I was more than surprised to find Senator Quinlan suggesting that the big farmer with 100, 60 or 50 cows should have more votes as a member of a co-operative society.

It was 20 cows as opposed to the one cow.

There you draw the line. The Senator mentioned that the unfortunate one-cow man——

I am drawing attention to the injustice of a part-time farmer with two or three cows on the side having the same vote as a man who is making his wholetime livelihood out of farming.

The Senator lives in Cork city. We have farmers in my part of the country with two or three cows and they are full-time farmers.

Wait until Mansholt gets a hold of him.

There are quite a number of very big farmers who have taken advantage of the beef incentive scheme but who do not send any milk to the creameries. A farmer sending the milk of three cows to the creamery is not necessarily a part-time farmer.

Surely he has not the same stake in it as a man who is a wholetime dairy farmer with 20 cows.

Is not the basic principle of co-operatives one man one vote?

(Interruptions)

I have not taken any power in this Bill to give the impression that the contribution of the small farmer is not considered to be as good a contribution nationally as that of the big farmer.

The contribution of the wholetime farmer is what we are concerned with.

I have endeavoured to cover all the points which have been raised as comprehensively as possible. In general, all the contributions made were very constructive. In relation to legislation dealing with industrial and provident societies as a whole, there is further active examination of this legislation within my Department under a number of different headings. I can take cognisance of what has been contributed in this debate when this is being examined in my Department.

Could I raise one query arising out of what the Minister has said?

An Leas-Chathaoirleach

It is only proper to ask if the matter could not be dealt with on Committee Stage. The House is slipping into the habit of having a short Committee debate at the end of Second Stage.

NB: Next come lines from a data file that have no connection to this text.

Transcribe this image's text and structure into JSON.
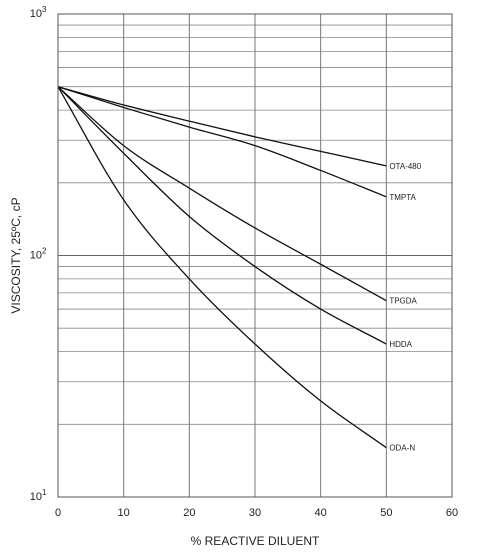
{
  "chart_data": {
    "type": "line",
    "title": "",
    "xlabel": "% REACTIVE DILUENT",
    "ylabel": "VISCOSITY, 25ºC, cP",
    "xlim": [
      0,
      60
    ],
    "ylim": [
      10,
      1000
    ],
    "yscale": "log",
    "grid": true,
    "x_ticks": [
      0,
      10,
      20,
      30,
      40,
      50,
      60
    ],
    "x_tick_labels": [
      "0",
      "10",
      "20",
      "30",
      "40",
      "50",
      "60"
    ],
    "y_tick_labels": [
      {
        "value": 10,
        "base": "10",
        "exp": "1"
      },
      {
        "value": 100,
        "base": "10",
        "exp": "2"
      },
      {
        "value": 1000,
        "base": "10",
        "exp": "3"
      }
    ],
    "series": [
      {
        "name": "OTA-480",
        "x": [
          0,
          10,
          20,
          30,
          40,
          50
        ],
        "y": [
          500,
          420,
          360,
          310,
          270,
          235
        ]
      },
      {
        "name": "TMPTA",
        "x": [
          0,
          10,
          20,
          30,
          40,
          50
        ],
        "y": [
          500,
          410,
          340,
          285,
          225,
          175
        ]
      },
      {
        "name": "TPGDA",
        "x": [
          0,
          10,
          20,
          30,
          40,
          50
        ],
        "y": [
          500,
          285,
          190,
          130,
          92,
          65
        ]
      },
      {
        "name": "HDDA",
        "x": [
          0,
          10,
          20,
          30,
          40,
          50
        ],
        "y": [
          500,
          265,
          145,
          90,
          60,
          43
        ]
      },
      {
        "name": "ODA-N",
        "x": [
          0,
          10,
          20,
          30,
          40,
          50
        ],
        "y": [
          500,
          170,
          80,
          43,
          25,
          16
        ]
      }
    ]
  }
}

One question could elicit an answer. The Minister made a statement. He was referring to the policy that is enshrined in this Bill.

An Leas-Chathaoirleach

I do not hear the question mark.

The policy enshrined in the Bill refers to amalgamation. The Minister said the Government would hand over the Dairy Disposal Company at an adequate price. That seems rather strange because when co-operative societies are amalgamated no money passes. Does the Minister take it as Government policy that money must pass in handing over the Dairy Disposal Company creameries and that this money will pass out of the district?

When co-operatives are amalgamated——

No money passes.

——the benefit of the full co-operative passes. All of the assets of the members in that society pass into a collective society. What the Senator is suggesting in this regard is that a State asset be handed over free gratis to some co-operative society?

The State asset has been accumulated over a long period. The co-operative societies' assets have been accumulated. They have both accumulated in the same way. The State is very wrong in following that policy. It is the policy they have followed in Coachford and elsewhere.

Question put and agreed to.
Agreed to take remaining Stages today.
Bill put through Committee, reported without amendment, received for Final Consideration and passed.
The Seanad adjourned at 9.15 p.m. until 10.30 a.m. on Thursday, 2nd December, 1971.